Considering there are bytes in the UDP header specifically designed to allow you send packets larger than MTU size, this is actually a huge problem. For many people, this requires reimplementing UDP's fragmentation & defragmentation logic up in layer-7.

Isn't it bad enough that people are reimplementing TCP on top of UDP? Do we really need to tell them to reimplement UDP on top of UDP?

sunsuOP10y ago

While I (sort of) agree with the basic premise of what you're saying, in the real world, its not very helpful.

We didn't "pick" UDP. We operate a VoIP related service that interoperates with many different carriers via SIP. Almost all of those carriers ONLY use UDP. SIP UDP packets can often be fairly large. This is especially problematic because GCE uses a non standard MTU size (1460 bytes). This does not make our app, or every other SIP related app that is forced to use UDP, "Buggy".

jsolson10y ago

Upon further consideration, I've deleted the bulk of this comment.
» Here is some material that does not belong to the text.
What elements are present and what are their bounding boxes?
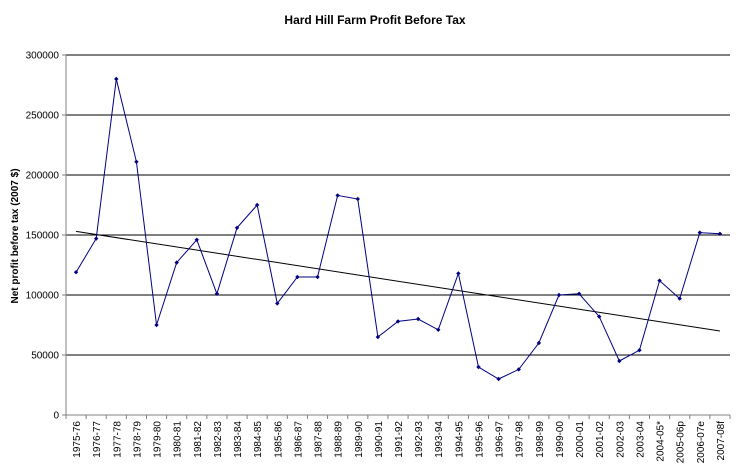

Rough summary of what I had here: I'm an engineer on GCE (in particular I built our current virtio-net device and a small fraction of the other fiddly bits that sit behind that) -- some details in the bug jumped out at me and I thought there might be a quick fix, but I hadn't processed all of the details and posted a bit prematurely. After further review my original post was essentially content free other than 'IP fragmentation works correctly between internal IPs', which is not germane to the actual customer-reported issue.

1 more reply

kentonv10y ago

I'm not sure if I'd go so far as to say that apps which rely on UDP fragment reassembly are "buggy", but I definitely agree that the article title is exaggerating by calling UDP on GCE "unusable". Many UDP services (including one operated by my company, on GCE) will work just fine.

Interestingly Linux will actually, by default, throw EMSGSIZE any time you try to send() a UDP datagram that is larger than the detected network MTU to the destination. As I understand it, you have to explicitly turn this behavior off to get fragmentation.

http://man7.org/linux/man-pages/man7/udp.7.html

zurn10y ago

Unfortunately this relies on PMTU discovery working, which is frequently broken by misconfigured firewalls by eg blocking all ICMP traffic. Now that GCE has a more exotic broken firewall that also breaks traffic with PMTU disabled, you have a lose-lose situation.

ars10y ago

> I'm not sure if I'd go so far as to say that apps which rely on UDP fragment reassembly are "buggy"

Isn't fragment reassembly essentially implying all the packets (fragments) will arrive, and will be rearranged in order? i.e. exactly what TCP does?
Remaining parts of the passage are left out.